Interview avec Hervé Le Goff – 2014
« Théâtre des corps »

De Tina Merandon, vous ne verrez guère de natures mortes, encore moins de paysages. Passionnée par le monde vivant, par l’emprise de l’environnement naturel ou symbolique, elle multiplie les séries gouvernées par les relations de tension, de lutte ou de pouvoir. “Anima”, réalisé à la faveur de sa dernière résidence à Aulnay-sous-Bois y fait l’objet d’une exposition en s’inscrivant dans une œuvre sensible et cohérente, soutenue par la commande ou guidée par les obsessions, et régulièrement exposée en Europe, aux Etats-Unis et en Asie.

“ L’improvisation est un processus de création sans objectif formel. ”

À quoi tiennent votre vocation de photographe et son engagement dans une voie plasticienne ?

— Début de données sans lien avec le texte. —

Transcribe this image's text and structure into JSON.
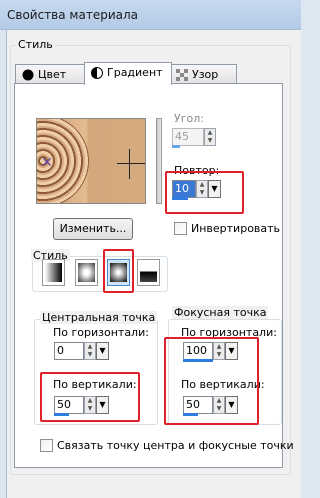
{
  "window": {
    "title": "Свойства материала"
  },
  "group": {
    "style_label": "Стиль"
  },
  "tabs": [
    {
      "label": "Цвет",
      "icon": "filled-circle-icon",
      "active": false
    },
    {
      "label": "Градиент",
      "icon": "half-circle-icon",
      "active": true
    },
    {
      "label": "Узор",
      "icon": "pattern-icon",
      "active": false
    }
  ],
  "gradient": {
    "angle": {
      "label": "Угол:",
      "value": "45",
      "disabled": true
    },
    "repeat": {
      "label": "Повтор:",
      "value": "10"
    },
    "edit_button": "Изменить...",
    "invert_label": "Инвертировать",
    "invert_checked": false,
    "style_group_label": "Стиль",
    "styles": [
      "linear-gradient",
      "rectangular-gradient",
      "sunburst-gradient",
      "radial-gradient"
    ],
    "selected_style": 2
  },
  "center_point": {
    "label": "Центральная точка",
    "horizontal": {
      "label": "По горизонтали:",
      "value": "0"
    },
    "vertical": {
      "label": "По вертикали:",
      "value": "50"
    }
  },
  "focal_point": {
    "label": "Фокусная точка",
    "horizontal": {
      "label": "По горизонтали:",
      "value": "100"
    },
    "vertical": {
      "label": "По вертикали:",
      "value": "50"
    }
  },
  "link_label": "Связать точку центра и фокусные точки",
  "link_checked": false,
  "colors": {
    "accent": "#2e7ce0",
    "annotation": "#e0202a",
    "title_bar": "#c5d8ee"
  }
}
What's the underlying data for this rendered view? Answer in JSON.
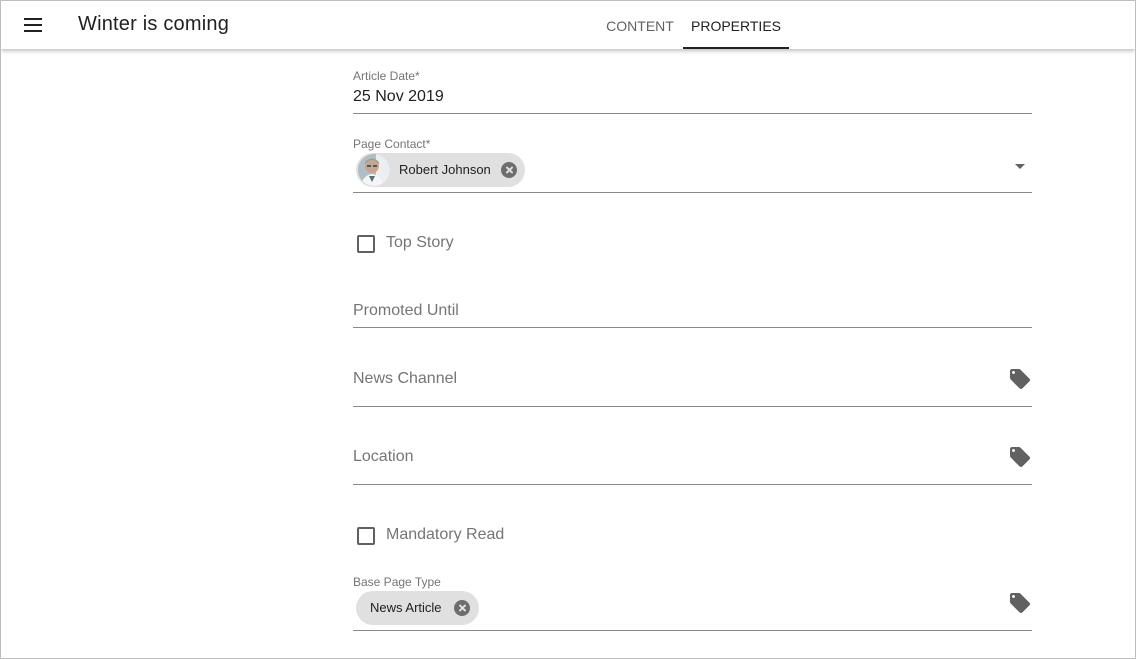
{
  "header": {
    "title": "Winter is coming",
    "menu_icon": "hamburger-menu-icon",
    "tabs": [
      {
        "label": "CONTENT",
        "active": false
      },
      {
        "label": "PROPERTIES",
        "active": true
      }
    ]
  },
  "form": {
    "article_date": {
      "label": "Article Date*",
      "value": "25 Nov 2019"
    },
    "page_contact": {
      "label": "Page Contact*",
      "chip": "Robert Johnson",
      "avatar_icon": "user-avatar",
      "dropdown_icon": "arrow-drop-down-icon"
    },
    "top_story": {
      "label": "Top Story",
      "checked": false
    },
    "promoted_until": {
      "placeholder": "Promoted Until"
    },
    "news_channel": {
      "placeholder": "News Channel",
      "icon": "tag-icon"
    },
    "location": {
      "placeholder": "Location",
      "icon": "tag-icon"
    },
    "mandatory_read": {
      "label": "Mandatory Read",
      "checked": false
    },
    "base_page_type": {
      "label": "Base Page Type",
      "chip": "News Article",
      "icon": "tag-icon"
    }
  },
  "colors": {
    "accent": "#212121",
    "chip_bg": "#e0e0e0",
    "secondary_text": "#757575",
    "icon": "#616161"
  }
}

J’ai toujours aimé la peinture, Cranach, Dürer, les expressionnistes allemands comme Kirchner, ou l’américain Jackson Pollock. J’ai fait un Diplôme national d’initiation plastique à Cergy-Pontoise et passé un CAP de photo dans une école à Lyon. J’ai commencé à travailler comme assistante, puis, je suis devenue photographe free- lance. Pendant une dizaine d ‘années, j’ai collaboré avec le quotidien Libération, j’ai appris une bonne part de mon métier au contact de l’équipe iconographique du journal. On me demandait un travail très graphique, j’ai appris la concision et la rapidité. Après cela, j’ai réalisé ma première série, « Le Cirque ». Puis “Syndromes”, en mémoire à mon père, sur les cadres du quartier de la Défense, ces êtres solitaires, en costume cravates avec attaché-case. C’est à cette époque que je suis entrée à la galerie Agathe Gaillard.

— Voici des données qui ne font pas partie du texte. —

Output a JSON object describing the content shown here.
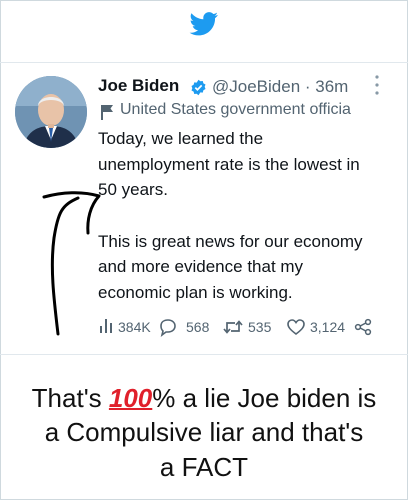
{
  "tweet": {
    "author_name": "Joe Biden",
    "handle_time": "@JoeBiden · 36m",
    "label": "United States government officia",
    "lines": [
      "Today, we learned the",
      "unemployment rate is the lowest in",
      "50 years.",
      "This is great news for our economy",
      "and more evidence that my",
      "economic plan is working."
    ],
    "stats": {
      "views": "384K",
      "replies": "568",
      "retweets": "535",
      "likes": "3,124"
    }
  },
  "caption": {
    "line1_before": "That's ",
    "line1_emoji": "100",
    "line1_after": "% a lie ",
    "line1_name": "Joe biden is",
    "line2": "a Compulsive liar and that's",
    "line3": "a FACT"
  },
  "colors": {
    "twitter_blue": "#1d9bf0",
    "verified_blue": "#1d9bf0",
    "secondary_text": "#536471",
    "emoji_red": "#e0202b"
  },
  "icons": [
    "twitter-bird-icon",
    "verified-badge-icon",
    "more-options-icon",
    "government-flag-icon",
    "views-icon",
    "reply-icon",
    "retweet-icon",
    "like-icon",
    "share-icon"
  ]
}
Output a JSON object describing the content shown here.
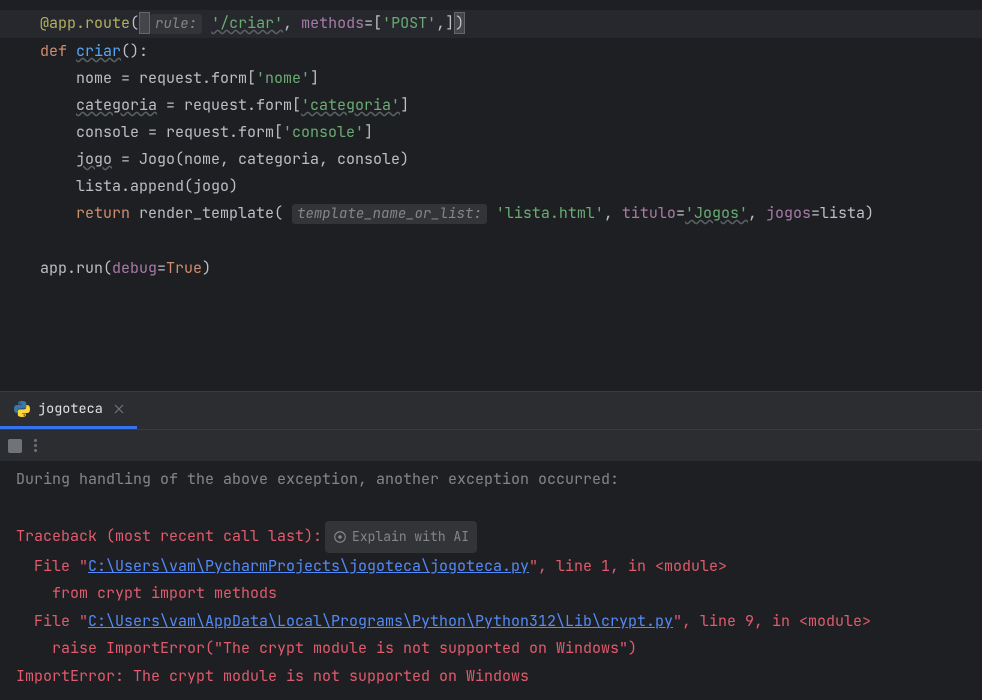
{
  "editor": {
    "lines": {
      "l1": {
        "decorator": "@app.route",
        "hint": "rule:",
        "rule": "'/criar'",
        "methods_key": "methods",
        "post": "'POST'"
      },
      "l2": {
        "def": "def",
        "name": "criar",
        "sig": "():"
      },
      "l3": {
        "var": "nome = request.form[",
        "key": "'nome'",
        "end": "]"
      },
      "l4": {
        "var": "categoria",
        "mid": " = request.form[",
        "key": "'categoria'",
        "end": "]"
      },
      "l5": {
        "var": "console = request.form[",
        "key": "'console'",
        "end": "]"
      },
      "l6": {
        "var": "jogo",
        "rest": " = Jogo(nome, categoria, console)"
      },
      "l7": {
        "text": "lista.append(jogo)"
      },
      "l8": {
        "ret": "return",
        "fn": " render_template(",
        "hint": "template_name_or_list:",
        "tmpl": "'lista.html'",
        "titulo_k": "titulo",
        "titulo_v": "'Jogos'",
        "jogos_k": "jogos",
        "lista": "=lista)"
      },
      "l9": {
        "text": "app.run(",
        "debug": "debug",
        "eq": "=",
        "true": "True",
        "end": ")"
      }
    }
  },
  "tab": {
    "label": "jogoteca"
  },
  "console": {
    "line1": "During handling of the above exception, another exception occurred:",
    "line3": "Traceback (most recent call last):",
    "ai_label": "Explain with AI",
    "file1_pre": "  File \"",
    "file1_path": "C:\\Users\\vam\\PycharmProjects\\jogoteca\\jogoteca.py",
    "file1_post": "\", line 1, in <module>",
    "import_line": "    from crypt import methods",
    "file2_pre": "  File \"",
    "file2_path": "C:\\Users\\vam\\AppData\\Local\\Programs\\Python\\Python312\\Lib\\crypt.py",
    "file2_post": "\", line 9, in <module>",
    "raise_line": "    raise ImportError(\"The crypt module is not supported on Windows\")",
    "final_err": "ImportError: The crypt module is not supported on Windows"
  }
}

À partir de quand, avez-vous senti que votre travail était pris au sérieux ?

C’est un peu délicat de répondre soi-même à cette question, mais je pense qu’Agathe Gaillard a cru en moi, elle m’a appris beaucoup de choses par touches subtiles. Sa présence était très forte et en même temps elle n’intervenait jamais dans le processus créatif.

La couleur semble être chez vous une manière de normalité. Avez-vous songé à travailler en noir et blanc. Ne serait-ce que l’espace d’un sujet ?

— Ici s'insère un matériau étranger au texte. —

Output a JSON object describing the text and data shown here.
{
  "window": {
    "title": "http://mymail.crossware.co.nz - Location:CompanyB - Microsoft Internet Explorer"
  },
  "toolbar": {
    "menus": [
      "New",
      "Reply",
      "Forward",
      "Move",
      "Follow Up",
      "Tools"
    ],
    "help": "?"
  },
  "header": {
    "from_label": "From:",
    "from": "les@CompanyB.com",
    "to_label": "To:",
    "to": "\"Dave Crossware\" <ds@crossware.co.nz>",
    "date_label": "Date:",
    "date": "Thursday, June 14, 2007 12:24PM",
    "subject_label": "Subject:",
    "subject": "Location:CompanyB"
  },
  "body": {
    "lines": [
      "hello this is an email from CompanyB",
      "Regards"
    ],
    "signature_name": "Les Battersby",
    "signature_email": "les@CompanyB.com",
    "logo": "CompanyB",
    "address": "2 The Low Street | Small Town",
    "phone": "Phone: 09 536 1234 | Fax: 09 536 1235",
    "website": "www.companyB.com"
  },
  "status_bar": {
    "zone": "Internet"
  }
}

J’ai parfois la tentation du noir et blanc, elle revient régulièrement. Mais je pense que notre époque, notre monde en général, n’appelle pas au noir et blanc et j’ai le sentiment d’un décalage trop esthétisant. En réalité, je n’ai pas d’impératif, je fais ce que je veux sans jamais me couler dans des cases pour faire plaisir aux uns ou aux autres. Et puis la couleur en argentique et en moyen format, c ‘est très riche, très texturé ! Certaines de ces compositions à plusieurs personnages se rapprochent du théâtre contemporain.

Auriez-vous aimé travailler avec des chorégraphes ?

J’aimerais beaucoup cela, mais cela ne s’est jamais fait. La mise en scène, c’est utiliser l’énergie des gens pour en faire quelque chose. “Combattre la mort par le mouvement” l’intitulé de la préface de Dominique Baqué dans le catalogue est tout à fait ça : quand ça ne bougera plus, ce sera la mort. Ces petites filles qui courent tête baissée dans la série, c’est tout à fait moi. La séance photo les galvanise, faire travailler son corps, ça permet d’affronter des problèmes relationnels. Mon casting passe par des annonces, des rencontres avec des associations, il relève finalement beaucoup de la motivation des gens.

D’où vient cette interrogation obsessionnelle sur le pouvoir qu’on retrouve dans Vertigo ?

« Vertigo », c’est en grande partie une collaboration avec Le Monde.  J’ai travaillé pendant 5 à 6 ans sur les personnalités politiques avec ce journal : la question du pouvoir, comment les gens l’exercent les uns sur les autres, comment se gèrent les conflits, tout cela est récurrent chez moi. Au début, on me demandait de photographier des gens d ‘horizons divers, mais j’ai voulu assez vite me concentrer sur les politiques. La violence qu’ils exercent sur eux-mêmes et sur les autres me fascinait. La rédaction du Monde obtenait les rendez-vous beaucoup plus facilement que je n’aurais pu le faire moi-même. Pendant les séances de pose, séances qui ne dépassaient souvent pas quinze minutes, j’essayais de capter une image différente de celle que ces leaders ou ces ministres veulent donner d’eux-mêmes, de trouver leur face cachée. Ils se prêtaient au jeu, j ‘y mettais toute mon énergie.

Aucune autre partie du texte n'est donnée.